楚元辰朝他勾了勾手指,笑道:“爺在閩州見過一樣好玩意,你這兒可有?”

掌櫃的立刻就明白了,說道:“公子說的莫非是十全膏。”

“你家有?”

“有!”

“拿出來給爺瞧瞧。”

掌櫃的不答反問道:“公子想要多少呢。”

楚元辰隨手掏出一個荷包往櫃台上一扔,他故意先扯開了荷包的係口,裡頭是滿滿一荷包的金錁子,光這些也足有上百兩黃金。

一旁的夥計看得眼睛都直了,來他們店的客人不少,但能麵不改色地擲出百多兩黃金的絕不會多。

掌櫃收下了荷包,笑嗬嗬地說道:“公子,裡頭請。

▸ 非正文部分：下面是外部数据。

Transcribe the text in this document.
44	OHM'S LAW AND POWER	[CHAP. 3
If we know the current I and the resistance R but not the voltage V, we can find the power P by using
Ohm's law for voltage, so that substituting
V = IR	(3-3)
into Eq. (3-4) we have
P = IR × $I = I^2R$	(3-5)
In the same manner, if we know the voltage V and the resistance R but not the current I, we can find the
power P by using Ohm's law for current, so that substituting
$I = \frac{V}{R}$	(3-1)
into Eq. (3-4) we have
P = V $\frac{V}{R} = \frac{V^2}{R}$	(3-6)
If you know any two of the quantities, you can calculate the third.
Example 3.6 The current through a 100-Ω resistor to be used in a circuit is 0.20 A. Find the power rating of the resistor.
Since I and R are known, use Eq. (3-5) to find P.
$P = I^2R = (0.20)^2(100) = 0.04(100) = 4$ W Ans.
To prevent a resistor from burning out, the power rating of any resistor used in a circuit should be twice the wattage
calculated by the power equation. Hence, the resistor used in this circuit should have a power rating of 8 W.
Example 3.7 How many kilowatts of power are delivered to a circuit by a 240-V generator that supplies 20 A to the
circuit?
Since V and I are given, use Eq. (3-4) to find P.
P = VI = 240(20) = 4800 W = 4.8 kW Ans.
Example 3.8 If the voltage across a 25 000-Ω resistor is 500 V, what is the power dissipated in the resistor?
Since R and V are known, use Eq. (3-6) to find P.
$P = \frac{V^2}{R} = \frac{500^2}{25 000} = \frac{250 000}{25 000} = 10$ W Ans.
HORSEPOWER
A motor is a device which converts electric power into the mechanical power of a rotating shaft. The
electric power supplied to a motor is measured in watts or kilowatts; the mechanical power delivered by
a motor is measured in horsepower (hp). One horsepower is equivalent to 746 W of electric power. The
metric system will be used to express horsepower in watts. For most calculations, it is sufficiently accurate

”

盛兮顏看得有趣,心道:他耍起紈絝勁來還真是嫻熟的很!這身打扮也好看。

注意到她在看自己,楚元辰偏頭對她微微一笑,桃花眼輕輕眨了一下,流轉的眼波勾人心魄。

盛兮顏的心“怦怦”直跳,忍不住橫了他一眼。

掌櫃的親自領著他們進了裡間的雅室,又拿出了一個精致的匣子,這匣子和當日在女學時,秦惟讓人進給太後的一模一樣。

這裡頭就是十全膏。

作者有話要說:  有人猜對了~

就是因果吧,上一世楚元辰死了,沒有人護著池喻和衛修,所以,最後他們也是慘死。

顏顏的重生,讓很多人有了新生。